The right construction planning and management solutions digitize the important information and papers that contractors and subcontractors use the most. Instead of sifting through old bidding documents, spreadsheets, and random notes, software solutions provide quick and easy document replication, streamline bidding and other vital processes, and save businesses time and money.

For example, digitizing estimating and material takeoff tasks reduces the amount of time needed to complete proposals and repetitive paperwork. The increased accuracy also reduces the chances of cost overages and makes for easier cash flow. Automation and cloud-based technology also make it faster and easier for contractors and subcontractors to find new projects and provide a complete suite of tools that help you create winning bids and get there before your competition.

The technology is particularly helpful in the crucial bidding process. Easy access to documents and data helps create more detailed, accurate, and speedier bids. The right applications also notify construction professionals about new projects in their service area and can help them place their bids ahead of the competitors and gain an advantage.

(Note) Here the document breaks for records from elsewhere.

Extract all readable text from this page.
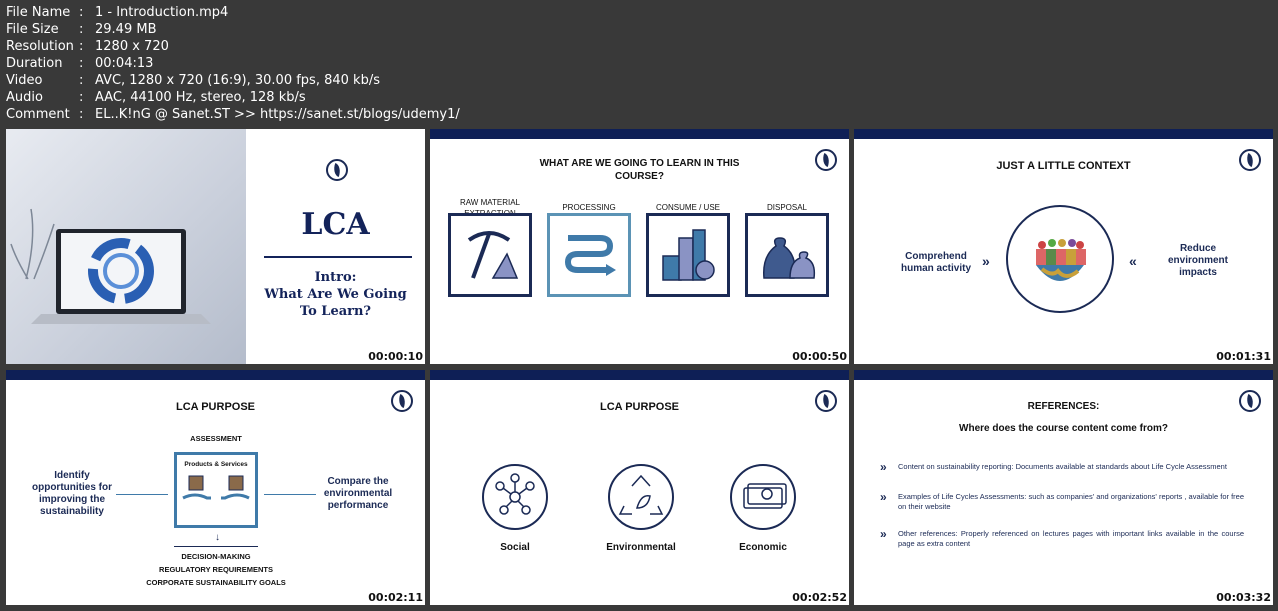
File Name : 1 - Introduction.mp4
File Size	: 29.49 MB
Resolution : 1280 x 720
Duration	: 00:04:13
Video	: AVC, 1280 x 720 (16:9), 30.00 fps, 840 kb/s
Audio	: AAC, 44100 Hz, stereo, 128 kb/s
Comment : EL..K!nG @ Sanet.ST >> https://sanet.st/blogs/udemy1/
LCA
Intro:
What Are We Going
To Learn?
00:00:10
WHAT ARE WE GOING TO LEARN IN THIS
COURSE?
RAW MATERIAL
EXTRACTION
PROCESSING	CONSUME / USE	DISPOSAL
00:00:50
JUST A LITTLE CONTEXT
Comprehend
human activity »	«
Reduce
environment
impacts
00:01:31
LCA PURPOSE
ASSESSMENT
Products & Services
Identify
opportunities for
improving the
sustainability
Compare the
environmental
performance
↓
DECISION-MAKING
REGULATORY REQUIREMENTS
CORPORATE SUSTAINABILITY GOALS
00:02:11
LCA PURPOSE
Social	Environmental	Economic
00:02:52
REFERENCES:
Where does the course content come from?
» Content on sustainability reporting: Documents available at standards about Life Cycle Assessment
» Examples of Life Cycles Assessments: such as companies' and organizations' reports , available for free on their website
» Other references: Properly referenced on lectures pages with important links available in the course page as extra content
00:03:32
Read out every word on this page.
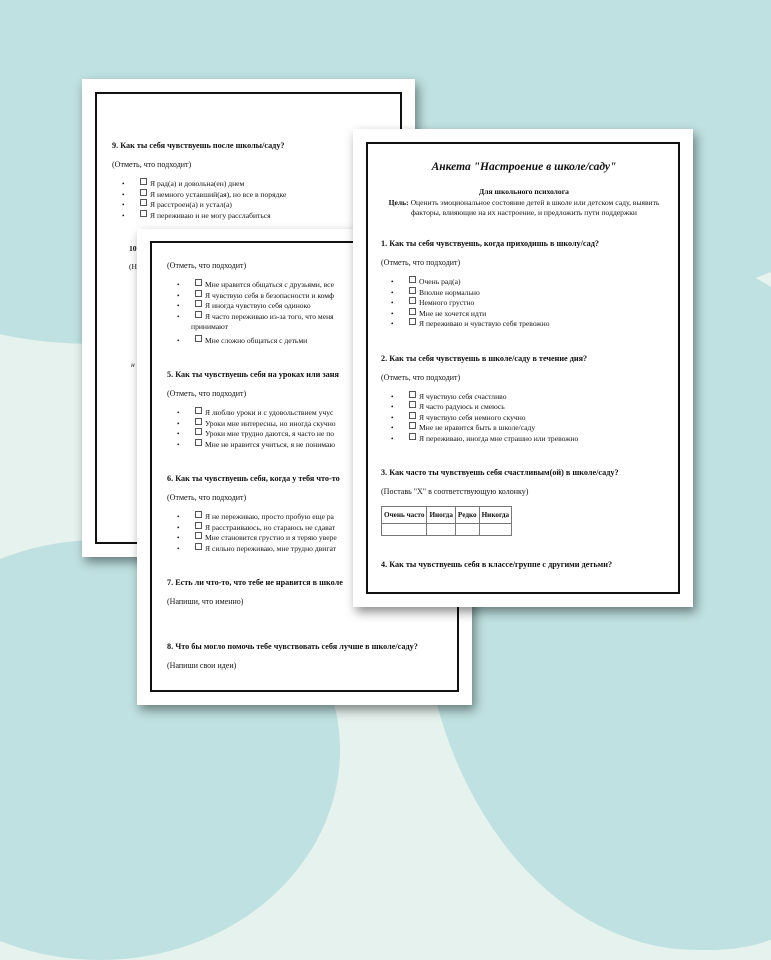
9. Как ты себя чувствуешь после школы/саду?
(Отметь, что подходит)
•	Я рад(а) и довольна(ен) днем
•	Я немного уставший(ая), но все в порядке
•	Я расстроен(а) и устал(а)
•	Я переживаю и не могу расслабиться
10
(Н
н
(Отметь, что подходит)
•	Мне нравится общаться с друзьями, все
•	Я чувствую себя в безопасности и комф
•	Я иногда чувствую себя одиноко
•	Я часто переживаю из-за того, что меня принимают
•	Мне сложно общаться с детьми
5. Как ты чувствуешь себя на уроках или заня
(Отметь, что подходит)
•	Я люблю уроки и с удовольствием учус
•	Уроки мне интересны, но иногда скучно
•	Уроки мне трудно даются, я часто не по
•	Мне не нравится учиться, я не понимаю
6. Как ты чувствуешь себя, когда у тебя что-то
(Отметь, что подходит)
•	Я не переживаю, просто пробую еще ра
•	Я расстраиваюсь, но стараюсь не сдават
•	Мне становится грустно и я теряю увере
•	Я сильно переживаю, мне трудно двигат
7. Есть ли что-то, что тебе не нравится в школе
(Напиши, что именно)
8. Что бы могло помочь тебе чувствовать себя лучше в школе/саду?
(Напиши свои идеи)
Анкета "Настроение в школе/саду"
Для школьного психолога
Цель: Оценить эмоциональное состояние детей в школе или детском саду, выявить факторы, влияющие на их настроение, и предложить пути поддержки
1. Как ты себя чувствуешь, когда приходишь в школу/сад?
(Отметь, что подходит)
•	Очень рад(а)
•	Вполне нормально
•	Немного грустно
•	Мне не хочется идти
•	Я переживаю и чувствую себя тревожно
2. Как ты себя чувствуешь в школе/саду в течение дня?
(Отметь, что подходит)
•	Я чувствую себя счастливо
•	Я часто радуюсь и смеюсь
•	Я чувствую себя немного скучно
•	Мне не нравится быть в школе/саду
•	Я переживаю, иногда мне страшно или тревожно
3. Как часто ты чувствуешь себя счастливым(ой) в школе/саду?
(Поставь "X" в соответствующую колонку)
Очень часто	Иногда	Редко	Никогда

4. Как ты чувствуешь себя в классе/группе с другими детьми?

Of course, effective bidding requires more than speed or low offers. Contractors and subcontractors need to build trust with project developers and showcase the attributes that make them a better fit than their competitors. Integrated construction platforms allow construction professionals to complete extensive profiles of their businesses. They can create and save data illustrating their success, such as the completion of previous projects, safety records, licenses and much more. This provides potential clients with the full scope of the company’s true value and ability.

Digital solutions can help contractors and subcontractors save money, maximize efficiencies and lessen the effects of rising inflation. By utilizing innovative construction planning and management technology now, construction professionals can improve critical business functions, strengthen collaboration, and be bettered prepared for the myriad challenges awaiting them in 2023.